On the level and in the context I had in mind (1st week of Dutch, small, simple examples without theoretical background, an audience of Turkish students (not language-nerds like us ;-) these examples would mainly serve to illustrate the place of the subject and conjugated verb _in Dutch_. I am _not _working on an elaborate contrastive grammar or something .

I am quite sure that I understood the use of -mI* (and the informative replies confirmed that), but that has never been my main concern.



> I wouldn't translate all the 3 sentences as "Is Hasan writing a letter?"


I think that's why other people and I used italics. These italics were just a shortcut to keep the most basic structure of a yes/no-question (in Dutch/English) and to indicate where the _stress _would be in both languages 
Is _Hasan_ (mI*) writing a letter?
Is Hasan _writing (mI_*) a letter?
Is Hasan writing a _letter (mI*_)?

Guys, thank you very much, all of you!

Groetjes,

Frank


----------



## ficen

Hi you,

My name is Fatma İçen. I'm from İzmir, Turkey. I've just seen your post accidentally. It had been written nearly a year ago though, but I'd like to write an answer to your question.

Hasan mektup yazıyor. = Hasan is writing a letter.

Hasan mektup mu yazıyor? = (What is Hasan doing?) Is Hasan writing a letter?

Mektubu Hasan mı yazıyor? = (Who's writing the letter?) Is Hasan writing the letter? (The stress is on the Subject)

Hasan mı mektup yazıyor? = (Really?) Is Hasan writing a letter? (The stress is on the word Hasan, the Subject.)

Hasan mektup yazıyor mu? = (Generally speaking) Does Hasan writes letters?

I think these explanations will be useful for you.


----------



## Brunoleon

OK ,though  it's very late may be ,I would write some more examples and explanation about question forms in Turkish.
First of all , there are 4 addings used to form a question depending on wovels of the main word
  : ''mı''  ''mi''  ''mu'' '' mü''
here are some examples :

gidiyor mu?  (is he/she going?)
gördün mü ? (have you seen ?)
bitirdin mi? (have you finished?)
bu bir oyun havası mı? (is this a belly-dance music?)

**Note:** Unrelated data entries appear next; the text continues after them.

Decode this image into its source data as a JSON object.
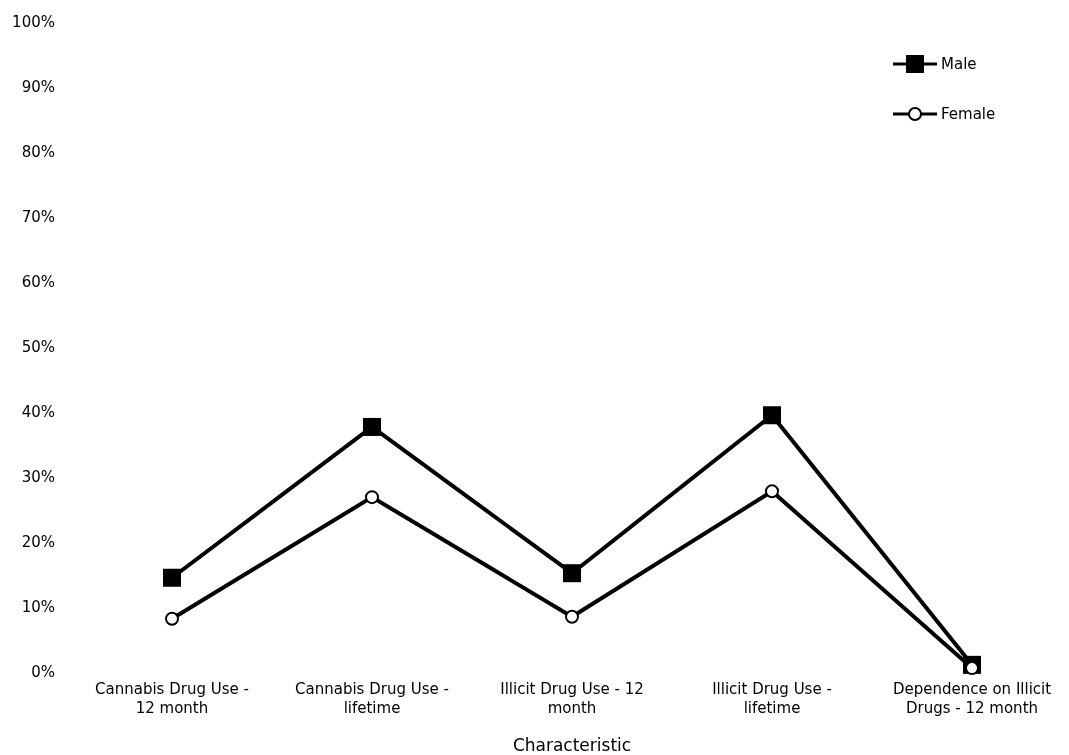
{
  "chart_data": {
    "type": "line",
    "xlabel": "Characteristic",
    "categories": [
      "Cannabis Drug Use - 12 month",
      "Cannabis Drug Use - lifetime",
      "Illicit Drug Use - 12 month",
      "Illicit Drug Use - lifetime",
      "Dependence on Illicit Drugs - 12 month"
    ],
    "series": [
      {
        "name": "Male",
        "color": "#000000",
        "marker": "square",
        "values": [
          14.5,
          37.7,
          15.2,
          39.5,
          1.1
        ]
      },
      {
        "name": "Female",
        "color": "#000000",
        "marker": "circle",
        "values": [
          8.2,
          26.9,
          8.5,
          27.8,
          0.6
        ]
      }
    ],
    "ylim": [
      0,
      100
    ],
    "yticks": [
      {
        "value": 0,
        "label": "0%"
      },
      {
        "value": 10,
        "label": "10%"
      },
      {
        "value": 20,
        "label": "20%"
      },
      {
        "value": 30,
        "label": "30%"
      },
      {
        "value": 40,
        "label": "40%"
      },
      {
        "value": 50,
        "label": "50%"
      },
      {
        "value": 60,
        "label": "60%"
      },
      {
        "value": 70,
        "label": "70%"
      },
      {
        "value": 80,
        "label": "80%"
      },
      {
        "value": 90,
        "label": "90%"
      },
      {
        "value": 100,
        "label": "100%"
      }
    ],
    "legend": "top right",
    "line_style": "solid",
    "grid": false
  }
}
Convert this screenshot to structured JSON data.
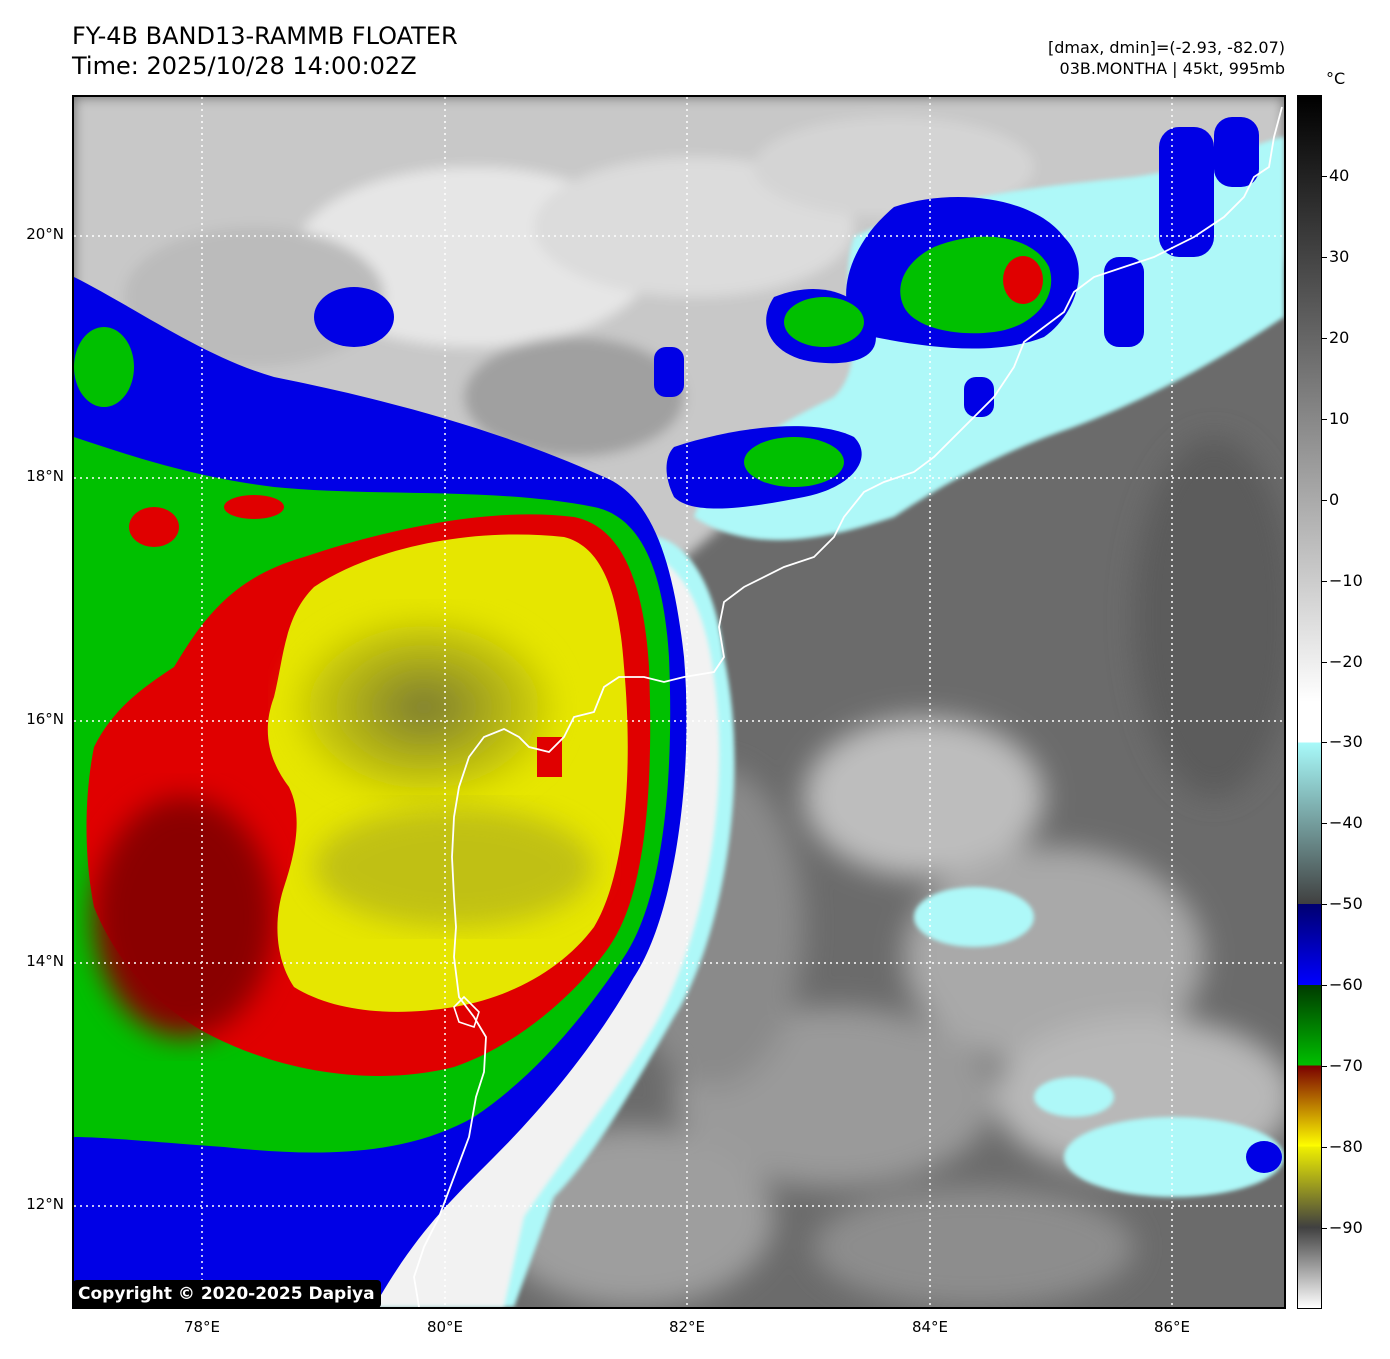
{
  "header": {
    "title_line1": "FY-4B BAND13-RAMMB FLOATER",
    "title_line2": "Time: 2025/10/28 14:00:02Z",
    "info_line1": "[dmax, dmin]=(-2.93, -82.07)",
    "info_line2": "03B.MONTHA | 45kt, 995mb"
  },
  "map": {
    "lat_labels": [
      "20°N",
      "18°N",
      "16°N",
      "14°N",
      "12°N"
    ],
    "lon_labels": [
      "78°E",
      "80°E",
      "82°E",
      "84°E",
      "86°E"
    ],
    "copyright": "Copyright © 2020-2025 Dapiya"
  },
  "colorbar": {
    "unit": "°C",
    "tick_labels": [
      "40",
      "30",
      "20",
      "10",
      "0",
      "−10",
      "−20",
      "−30",
      "−40",
      "−50",
      "−60",
      "−70",
      "−80",
      "−90"
    ],
    "range": [
      -100,
      50
    ],
    "color_bands": [
      {
        "from": -100,
        "to": -90,
        "start": "#ffffff",
        "end": "#404040"
      },
      {
        "from": -90,
        "to": -80,
        "start": "#404040",
        "end": "#f0f000"
      },
      {
        "from": -80,
        "to": -70,
        "start": "#ffff00",
        "end": "#7a0000"
      },
      {
        "from": -70,
        "to": -60,
        "start": "#00c000",
        "end": "#003a00"
      },
      {
        "from": -60,
        "to": -50,
        "start": "#0000ff",
        "end": "#000070"
      },
      {
        "from": -50,
        "to": -30,
        "start": "#404040",
        "end": "#a8fafa"
      },
      {
        "from": -30,
        "to": -25,
        "start": "#ffffff",
        "end": "#ffffff"
      },
      {
        "from": -25,
        "to": 50,
        "start": "#ffffff",
        "end": "#000000"
      }
    ]
  },
  "colors": {
    "cold_cloud_top_yellow": "#e6e600",
    "red": "#e00000",
    "green": "#00c000",
    "blue": "#0000e6",
    "cyan": "#aef8f8",
    "coastline": "#ffffff"
  }
}
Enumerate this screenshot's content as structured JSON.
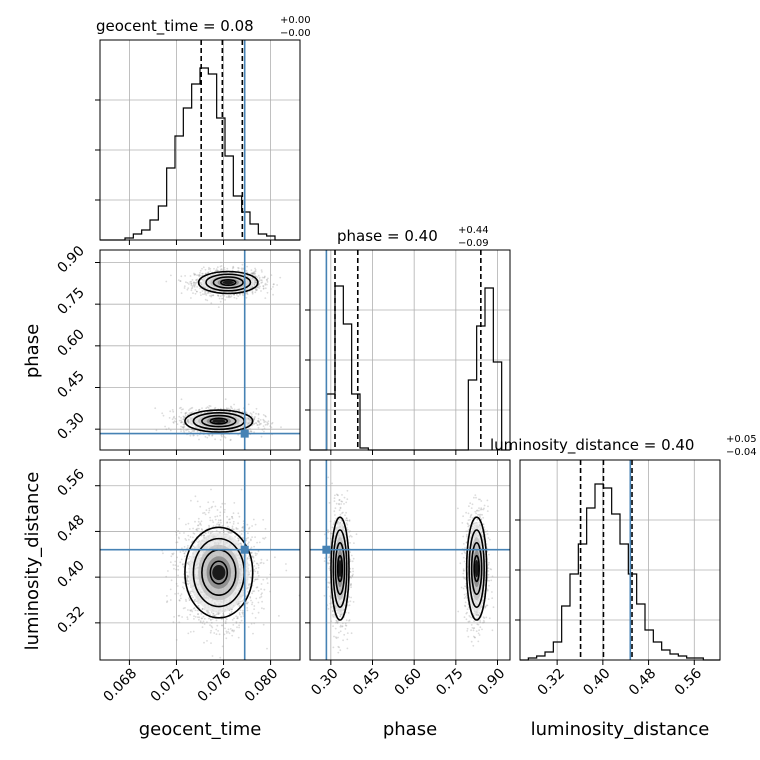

in Turkish spoken ,emphasis on some parts is very rare ,you can hear almost no  emphasis comparing it with some European languages  .the reason is very simple ; ''addings are so clear that you don't need to make any emphasis on question tags.
an other point about Turkish comparing it with English , in Turkish present continuos tense is used more than simple present tense ,in Turkish you can't use simple present tense instead of continuos tense.simple present in Turkish almost only used for , habits , periodic activities , abilities about talent.

Ahmet iyi piyano çalar.(Ahmet plays pianovery well.) (it is what he always does) but
Ahmet iyi piyano çalıyor.(Ahmet is playing piano very well)(now)in English ''Ahmet plays piano very well.''

an other point while asking a question it is possible to ask in two ways

Is Ahmet playing Piano well?  (Ahmet iyi piyano çalıyor mu?)
Does Ahmet play piano well? (Ahmet iyi piyano çalar mı?)
Both of these questions has a similar meaning indeed , though they were asked in two different tenses.

here are some more question examples for you ,those can help you to understand more ;

Ben mi sana söyledim? Did I tell you this ?   
Sana bunu söyleyen ben miyim?  Is it me who told you this?
Gelen Ahmet mi? (is it ahmet who comes here?)
As you see it is little bit complicated , in order to translate Turkish you need to learn and understand the grammer ,otherwise it would be very hard for you ,cause there are some rules and exceptions.


----------